Gustav Volkmar. Jesus Nazarenus und die erste christliche Zeit, mit den beiden ersten Erzählern. (Jesus the Nazarene and the Beginnings of Christianity, with the two earliest narrators of His life.) Zurich, 1882. 403 pp.
Wilhelm Weiffenbach. Der Wiederkunftsgedanke Jesu. (Jesus' Conception of His Second Coming.) 1873. 424 pp.
W. Baldensperger. Das Selbstbewusstsein Jesu im Lichte der messianischen Hoffnungen seiner Zeit. (The Self-consciousness of Jesus in the Light of the Messianic Hopes of His time.) Strassburg, 1888. 2nd ed., 1892, 282 pp.; 3rd ed. pt. i. 240 pp.
Johannes Weiss. Die Predigt Jesu vom Reiche Gottes. (The Preaching of Jesus concerning the Kingdom of God.) 1892. Göttingen. 67 pp. Second revised and enlarged edition, 1900, 210 pp.

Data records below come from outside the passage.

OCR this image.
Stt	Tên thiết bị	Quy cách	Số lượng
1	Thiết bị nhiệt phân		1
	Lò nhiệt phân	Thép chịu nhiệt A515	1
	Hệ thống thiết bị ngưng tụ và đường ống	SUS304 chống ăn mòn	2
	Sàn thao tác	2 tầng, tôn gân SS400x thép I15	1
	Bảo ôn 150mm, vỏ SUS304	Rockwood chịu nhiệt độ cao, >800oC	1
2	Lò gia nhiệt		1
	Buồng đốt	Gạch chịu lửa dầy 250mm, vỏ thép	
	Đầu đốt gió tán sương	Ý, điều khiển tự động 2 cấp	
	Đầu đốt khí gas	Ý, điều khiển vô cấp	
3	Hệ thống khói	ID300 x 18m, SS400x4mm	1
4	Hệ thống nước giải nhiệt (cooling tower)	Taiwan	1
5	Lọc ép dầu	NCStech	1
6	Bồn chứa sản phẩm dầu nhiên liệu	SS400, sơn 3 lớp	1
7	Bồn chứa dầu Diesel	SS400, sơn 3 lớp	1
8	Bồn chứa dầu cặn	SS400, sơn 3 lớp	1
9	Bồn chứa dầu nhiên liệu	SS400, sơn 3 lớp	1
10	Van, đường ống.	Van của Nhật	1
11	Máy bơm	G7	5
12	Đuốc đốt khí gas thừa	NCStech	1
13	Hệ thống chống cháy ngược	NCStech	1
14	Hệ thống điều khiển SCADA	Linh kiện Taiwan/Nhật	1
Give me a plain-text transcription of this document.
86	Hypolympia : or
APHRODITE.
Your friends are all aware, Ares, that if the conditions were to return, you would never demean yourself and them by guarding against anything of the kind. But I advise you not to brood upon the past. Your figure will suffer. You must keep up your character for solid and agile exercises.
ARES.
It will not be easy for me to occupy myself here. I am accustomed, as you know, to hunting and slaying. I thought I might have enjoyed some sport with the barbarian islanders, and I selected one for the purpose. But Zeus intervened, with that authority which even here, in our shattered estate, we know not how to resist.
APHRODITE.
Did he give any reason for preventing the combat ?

So long as it was merely a question of establishing the distinctive character of the thought of Jesus as compared with the ancient prophetic and Danielic conceptions, and so long as the only available storehouse of Rabbinic and Late-Jewish ideas was Lightfoot's Horae Hebraicae et Talmudicae in quatuor Evangelistas,[149] it was still possible to cherish the belief that the preaching of Jesus could be conceived as something which was, in the last analysis, independent of all contemporary ideas. But after the studies of Hilgenfeld and Dillmann[150] had made known the Jewish apocalyptic in its fundamental characteristics, and the Jewish pseudepigrapha were no longer looked on as “forgeries,” but as representative documents of the last stage of Jewish thought, the necessity of taking account of them in interpreting the thought of Jesus became more and more emphatic. Almost two decades [pg 223] were to pass, however, before the full significance of this material was realised.